I’ve been enjoying moving forward with Movie Valhalla since we pretty much finished up the AFI 100, and look forward to taking the site in some new, fun directions going forward. Therefore, we’ll be trying in some small way to try and get you through the dark, cold months of the coming months with several more of our themed film festivals, and you can watch along with us. You know, if you just happen to be stuck inside for whatever reason.

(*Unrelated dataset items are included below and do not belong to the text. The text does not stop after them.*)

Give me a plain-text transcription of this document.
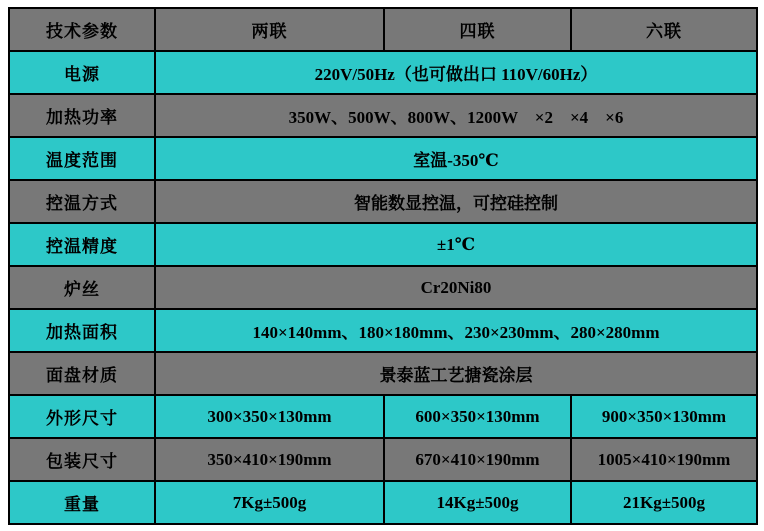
技术参数	两联	四联	六联
电源	220V/50Hz（也可做出口 110V/60Hz）		
加热功率	350W、500W、800W、1200W　×2　×4　×6		
温度范围	室温-350℃		
控温方式	智能数显控温，可控硅控制		
控温精度	±1℃		
炉丝	Cr20Ni80		
加热面积	140×140mm、180×180mm、230×230mm、280×280mm		
面盘材质	景泰蓝工艺搪瓷涂层		
外形尺寸	300×350×130mm	600×350×130mm	900×350×130mm
包装尺寸	350×410×190mm	670×410×190mm	1005×410×190mm
重量	7Kg±500g	14Kg±500g	21Kg±500g
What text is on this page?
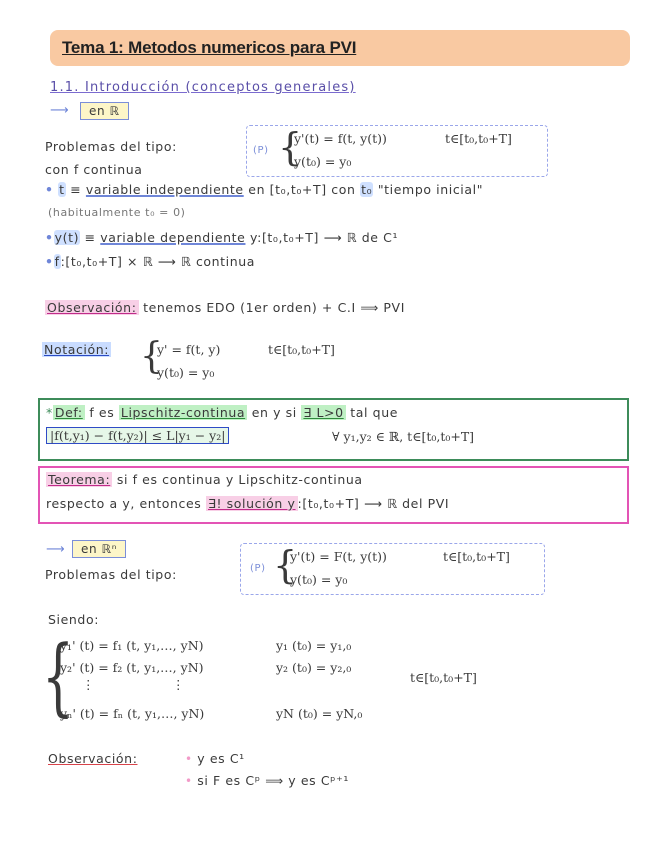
Tema 1: Metodos numericos para PVI
1.1. Introducción (conceptos generales)
⟶	en ℝ
Problemas del tipo:
con f continua
(P) {
y'(t) = f(t, y(t))	t∈[t₀,t₀+T]
y(t₀) = y₀
• t ≡ variable independiente en [t₀,t₀+T] con t₀ "tiempo inicial"
(habitualmente t₀ = 0)
•y(t) ≡ variable dependiente y:[t₀,t₀+T] ⟶ ℝ de C¹
•f:[t₀,t₀+T] × ℝ ⟶ ℝ continua
Observación: tenemos EDO (1er orden) + C.I ⟹ PVI
Notación: {
y' = f(t, y)	t∈[t₀,t₀+T]
y(t₀) = y₀
* Def: f es Lipschitz-continua en y si ∃ L>0 tal que
|f(t,y₁) − f(t,y₂)| ≤ L|y₁ − y₂|	∀ y₁,y₂ ∈ ℝ, t∈[t₀,t₀+T]
Teorema: si f es continua y Lipschitz-continua
respecto a y, entonces ∃! solución y :[t₀,t₀+T] ⟶ ℝ del PVI
⟶	en ℝⁿ
Problemas del tipo:	(P) {
y'(t) = F(t, y(t))	t∈[t₀,t₀+T]
y(t₀) = y₀
Siendo:
{
y₁' (t) = f₁ (t, y₁,…, yN)	y₁ (t₀) = y₁,₀
y₂' (t) = f₂ (t, y₁,…, yN)	y₂ (t₀) = y₂,₀
⋮	⋮
yₙ' (t) = fₙ (t, y₁,…, yN)	yN (t₀) = yN,₀
t∈[t₀,t₀+T]
Observación:	• y es C¹
• si F es Cᵖ ⟹ y es Cᵖ⁺¹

  • We’ll be starting October 22, with ten straight days of HorrorFest 2021, featuring some classics like Dracula and A Nightmare on Elm Street, along with perhaps more esoteric, but must-see, entries from a few different continents. We’re planning a vote for our Halloween night feature from among several 1990s horror entries.
  • In December we’re planning Our 2nd Annual Holiday Virtual Film Festival, including more favorites like A Christmas Story and How the Grinch Stole Christmas, along with maybe the first Christmas movie ever made.
  • Starting January 1, 2022, we’ll be moving into the future with “2001: A Movie Odyssey,” featuring all movies from 2001. Today I think of 2001 as the year that started the modern franchise movie, with the first Lord of The Rings, Harry Potter and, with much less fanfare, The Fast and the Furious movies coming out. I’m sure Moulin Rouge! and Mulholland Drive will also be among the movies we’ll feature.
  • I’m particularly looking forward to next February, for the full length of the 2022 Beijing Winter Olympics, we’ll be featuring our own World Movie Games, with one movie each from the 16 highest medal winners in the Winter Olympics all time, along with 1 Wild Card entry each from South America, Africa, and Oceania, to ensure the whole world is represented. It should be really fun.
  • Finally, in the lead-up to the March 2022 Oscars, we’re planning another Oscar-themed Virtual Film Festival. As we covered lesser-known Best Pictures this past year, we’re planning a week of the greatest Oscar-winning performances in the Best Actress category, featuring some of the best female performers of all time, including Janet Gaynor, Katherine Hepburn, and Sophia Loren, among others.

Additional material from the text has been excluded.